John_McCall · November 18, 2024, 10:19pm

Yes, that's understood — wrapping the completion handler will break the chain unless the wrapper ends up with metadata that allows the handshake to occur through it. I think in the long run that's a viable approach, though; at worst, it would just require some simple explicit attribute on the block.

I'll confess that I didn't really consider the approach of doing a separate method lookup. I think the code size, memory, and speed costs would be prohibitive, though. If we want to optimize calls in general to bypass bridging and other ObjC overheads, static techniques seem like the way to go — just declare that a Swift interface is available in OS version x.y and automatically call the best one dynamically available.

The handshake approach also works for non-ObjC async calls, which seems like a useful future direction when we're talking about libraries gradually being reimplemented in Swift.

Nickolas_Pohilets · November 18, 2024, 10:35pm

Using thread-locals to propagate foreign continuation does not have this problem.

Called creates foreign continuations and sets it to a thread-local value. Then calls ObjC method. Then resets continuation.

At step 8 runtime tries to find the foreign continuation in the task-local value.

So foreign continuation is available to all Objective-C code running within that scope and only on the current thread. Depth of the stack between Swift caller and Swift callee does not matter. Example above with Wrapper will work.
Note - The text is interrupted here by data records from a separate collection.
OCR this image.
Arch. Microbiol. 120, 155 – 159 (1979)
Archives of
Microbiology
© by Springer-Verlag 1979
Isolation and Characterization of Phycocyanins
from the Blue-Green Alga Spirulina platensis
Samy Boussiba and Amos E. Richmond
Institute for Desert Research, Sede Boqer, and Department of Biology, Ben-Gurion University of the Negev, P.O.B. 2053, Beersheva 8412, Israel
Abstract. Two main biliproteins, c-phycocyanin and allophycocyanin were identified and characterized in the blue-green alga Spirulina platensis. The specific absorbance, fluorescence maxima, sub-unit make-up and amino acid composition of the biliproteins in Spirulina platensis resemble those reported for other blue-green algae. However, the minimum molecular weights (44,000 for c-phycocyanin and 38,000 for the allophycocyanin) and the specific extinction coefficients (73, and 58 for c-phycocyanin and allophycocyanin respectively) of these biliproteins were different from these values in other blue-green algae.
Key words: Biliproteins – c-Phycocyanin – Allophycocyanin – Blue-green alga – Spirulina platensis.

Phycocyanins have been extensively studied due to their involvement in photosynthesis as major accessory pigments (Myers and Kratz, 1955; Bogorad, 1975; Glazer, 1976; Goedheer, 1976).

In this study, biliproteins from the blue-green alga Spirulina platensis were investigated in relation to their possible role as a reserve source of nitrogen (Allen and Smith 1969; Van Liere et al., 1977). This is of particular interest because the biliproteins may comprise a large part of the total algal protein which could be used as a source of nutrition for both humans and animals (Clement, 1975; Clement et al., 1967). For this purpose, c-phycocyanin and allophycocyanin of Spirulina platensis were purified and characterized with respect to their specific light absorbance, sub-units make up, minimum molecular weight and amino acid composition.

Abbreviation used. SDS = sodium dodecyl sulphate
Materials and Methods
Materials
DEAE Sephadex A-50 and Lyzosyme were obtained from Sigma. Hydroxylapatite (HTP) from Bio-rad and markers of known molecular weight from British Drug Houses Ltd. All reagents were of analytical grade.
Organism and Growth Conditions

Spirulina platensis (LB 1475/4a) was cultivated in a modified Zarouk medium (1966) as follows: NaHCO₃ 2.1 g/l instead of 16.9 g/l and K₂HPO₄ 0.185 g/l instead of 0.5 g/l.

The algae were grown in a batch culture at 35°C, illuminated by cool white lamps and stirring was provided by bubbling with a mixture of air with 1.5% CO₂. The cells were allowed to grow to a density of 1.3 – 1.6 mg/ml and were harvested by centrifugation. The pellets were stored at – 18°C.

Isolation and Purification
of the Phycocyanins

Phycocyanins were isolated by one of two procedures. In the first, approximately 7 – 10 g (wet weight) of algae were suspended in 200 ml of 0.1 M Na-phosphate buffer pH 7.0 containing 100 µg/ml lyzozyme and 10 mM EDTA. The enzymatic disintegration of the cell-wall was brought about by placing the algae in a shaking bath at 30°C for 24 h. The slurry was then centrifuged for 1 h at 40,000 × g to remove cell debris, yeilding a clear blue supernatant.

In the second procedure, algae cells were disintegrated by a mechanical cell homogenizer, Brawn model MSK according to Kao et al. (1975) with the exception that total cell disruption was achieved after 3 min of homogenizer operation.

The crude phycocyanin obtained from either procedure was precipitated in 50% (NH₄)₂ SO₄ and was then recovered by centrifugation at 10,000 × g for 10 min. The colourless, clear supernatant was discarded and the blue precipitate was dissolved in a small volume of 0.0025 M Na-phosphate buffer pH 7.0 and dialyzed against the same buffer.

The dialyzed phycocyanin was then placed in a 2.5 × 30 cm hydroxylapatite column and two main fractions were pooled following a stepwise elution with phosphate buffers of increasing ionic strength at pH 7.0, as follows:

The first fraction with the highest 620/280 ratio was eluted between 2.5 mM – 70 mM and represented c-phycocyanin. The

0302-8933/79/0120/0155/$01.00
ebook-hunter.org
And implementation does not need atomic operations.

John_McCall · November 18, 2024, 10:45pm

You cannot make the assumption that an arbitrary ObjC async call initiated by an ObjC async function will finish before the ObjC async function calls its completion handler. The handshake is necessary because it ties this specifically to the completion handler and its future execution.

Continuations already must use atomics internally. I think we can avoid needing additional atomics.

Nickolas_Pohilets · November 19, 2024, 10:49am

Yes, indeed. Using thread-locals to pass foreign continuation only helps to avoid atomics in steps 2 and 8, and the first check in steps 5 and 13 ("if the handshake succeeded").

In case of successful handshake, after running the task function we still need to wait for the completion block to finish. So in step 5 we need to await for the native continuation on all code paths. Right?

This implies that in step 13 we should resume native continuation both when handshake was successful and when it was not. So we don't really need to check for handshake status in step 13.